Now, this tells us nothing about where the idea for SB 8 came from in particular, though we learned a bit more about that in the last few weeks. But it does tell us who exactly is supporting the people creating these novel legal approaches.

Texas SB 8 is set up to evade the privacy protections that Roe v. Wade is based upon in part by deputizing citizens to enforce its prohibition on abortion once cardiac activitity is detected. The law employs gossip and experiential observation to allow a civil suit to be levied against anyone who is known to have performed or aided an abortion in violation of SB 8.

The fun part about this bill is that the government doesn’t have to pay for these lawsuits—the minimum $10,000 bounty and associated court fees have to be paid by the defendant if they lose the suit. SB 8 sets up scenarios where similar cases could be filed in every county in Texas against a single abortion provider, by multiple plaintiffs, and the provider would have to pay to defend themself in all those cases.

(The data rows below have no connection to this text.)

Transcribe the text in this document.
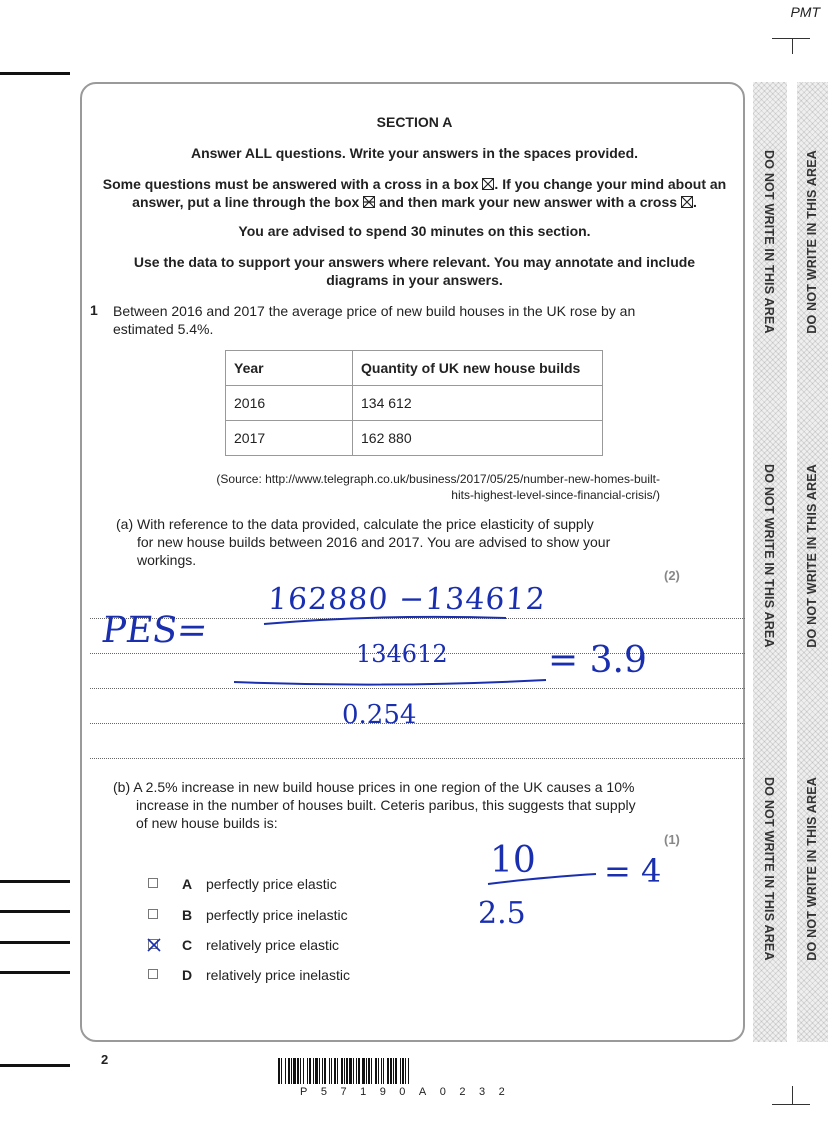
PMT
DO NOT WRITE IN THIS AREA
DO NOT WRITE IN THIS AREA
DO NOT WRITE IN THIS AREA
DO NOT WRITE IN THIS AREA
DO NOT WRITE IN THIS AREA
DO NOT WRITE IN THIS AREA
SECTION A
Answer ALL questions. Write your answers in the spaces provided.
Some questions must be answered with a cross in a box ☒. If you change your mind about an
answer, put a line through the box and then mark your new answer with a cross ☒.
You are advised to spend 30 minutes on this section.
Use the data to support your answers where relevant. You may annotate and include
diagrams in your answers.
1 Between 2016 and 2017 the average price of new build houses in the UK rose by an
estimated 5.4%.
Year	Quantity of UK new house builds
2016	134 612
2017	162 880
(Source: http://www.telegraph.co.uk/business/2017/05/25/number-new-homes-built-
hits-highest-level-since-financial-crisis/)
(a) With reference to the data provided, calculate the price elasticity of supply
for new house builds between 2016 and 2017. You are advised to show your
workings.
(2)
162880 −134612
PES=
134612	= 3.9
0.254
(b) A 2.5% increase in new build house prices in one region of the UK causes a 10%
increase in the number of houses built. Ceteris paribus, this suggests that supply
of new house builds is:
(1)
A perfectly price elastic
B perfectly price inelastic
C relatively price elastic
D relatively price inelastic
10
2.5
= 4
2
P57190A0232
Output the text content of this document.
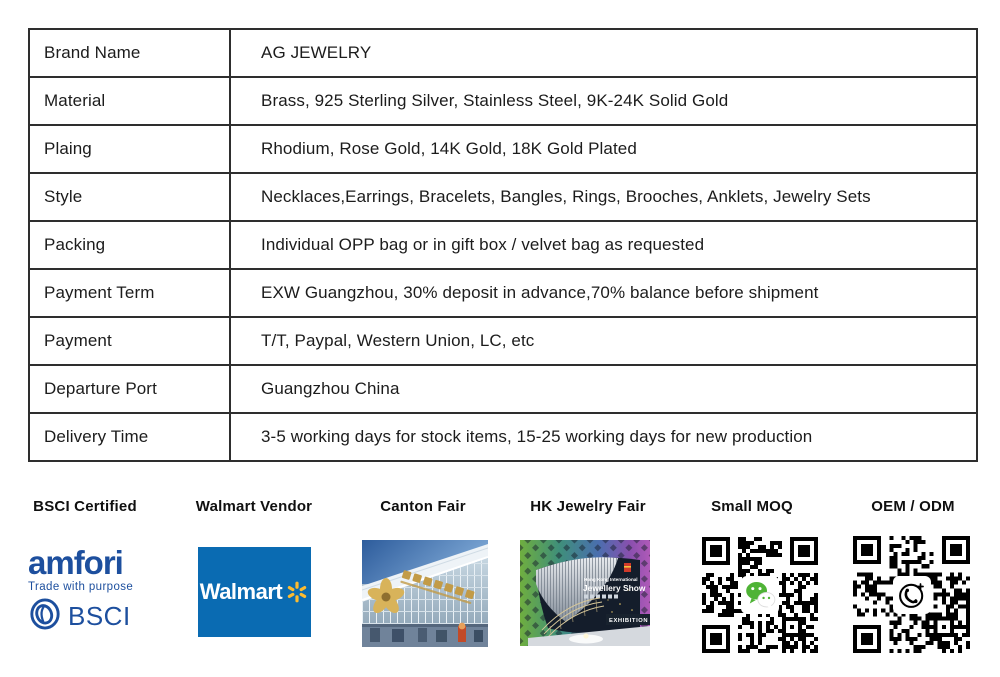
Brand Name	AG JEWELRY
Material	Brass, 925 Sterling Silver, Stainless Steel, 9K-24K Solid Gold
Plaing	Rhodium, Rose Gold, 14K Gold, 18K Gold Plated
Style	Necklaces,Earrings, Bracelets, Bangles, Rings, Brooches, Anklets, Jewelry Sets
Packing	Individual OPP bag or in gift box / velvet bag as requested
Payment Term	EXW Guangzhou, 30% deposit in advance,70% balance before shipment
Payment	T/T, Paypal, Western Union, LC, etc
Departure Port	Guangzhou China
Delivery Time	3-5 working days for stock items, 15-25 working days for new production
BSCI Certified	Walmart Vendor	Canton Fair	HK Jewelry Fair	Small MOQ	OEM / ODM
amfori
Trade with purpose
BSCI
Walmart	Hong Kong International
Jewellery Show
EXHIBITION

This is interesting, because it appears to be an attempt to avoid situations like the North Carolina “bathroom” law from a few years back, which posed the problem of: If lawmakers are making it illegal for trans people to use the bathroom consistent with their gender, how the hell will they enforce it? With cops performing genitalia checks at restroom doors to ensure that everyone is using the room with stalls that matches their assigned sex?

Tennessee lawmakers are facing a similar logistical nightmare with their new bathroom laws targeting trans access to facilities. The use of surveillance and the invasion of medical privacy to criminalize medical autonomy around gender and reproduction is so contrary to basic American values that it’s difficult to imagine these attempts working long-term. It’s a running issue of enforcement logistics when any of the trans-kids-in-sports bills get brought to a state house floor. How can you enforce such a requirement without essentially groping children on the soccer field? What is necessary to prove that someone meets such a regulation, and how will it be enforced? Who will be checking up on it and making sure that the law is followed? Such questions ended up getting the North Carolina bathroom bill defanged, and eventually aged out of effect.

The reality is, though, that this new Texas law—despite attempts to use civil court proceedings to sidestep logistical challenges around enforcement—is still quite vulnerable to these same lines of challenge. What’s to prevent every abortion rights supporter with means from filing a lawsuit in every county in Texas against, say, the attorney general of Texas, accusing him of aiding and abbeting an abortion? A lawsuit might prove those allegations to be false and the attorney filing the lawsuit might find themselves subject to financial sanction, but the resulting flooding of an already oversaturated legal system that’s fallen even further behind thanks to COVID-19 would be a nightmare of bureaucratic logistics.

These cases would almost certainly be thrown out as a waste of the court’s time—but what if not all of them were? What if the volume was so overwhelming that the legislature would have to step in and amend the law, defanging its ridiculous scope? The fact that such a strategy might actually work is testament to the failure of the pro-abortion left to strategize on the same level as the right by trying everything that might stick. The pragmatism of blunt strategic force seems to be working.

Ultimately, ADF and similar right-wing groups are succeeding with their strategy of overwhelming our civil systems as a substitute for having the will of the people on their side.

Their strategy—swamping state legislatures with increasingly draconian copycat legislation, and flooding federal courts with bogus “religious liberties” cases attacking civil rights gains—is rapidly rewriting civil rights law and undoing decades of progressive progress. Similar bills will be brought to the floor in other states next year, for certain. But the thing is: When pedantry is the game, both sides can play.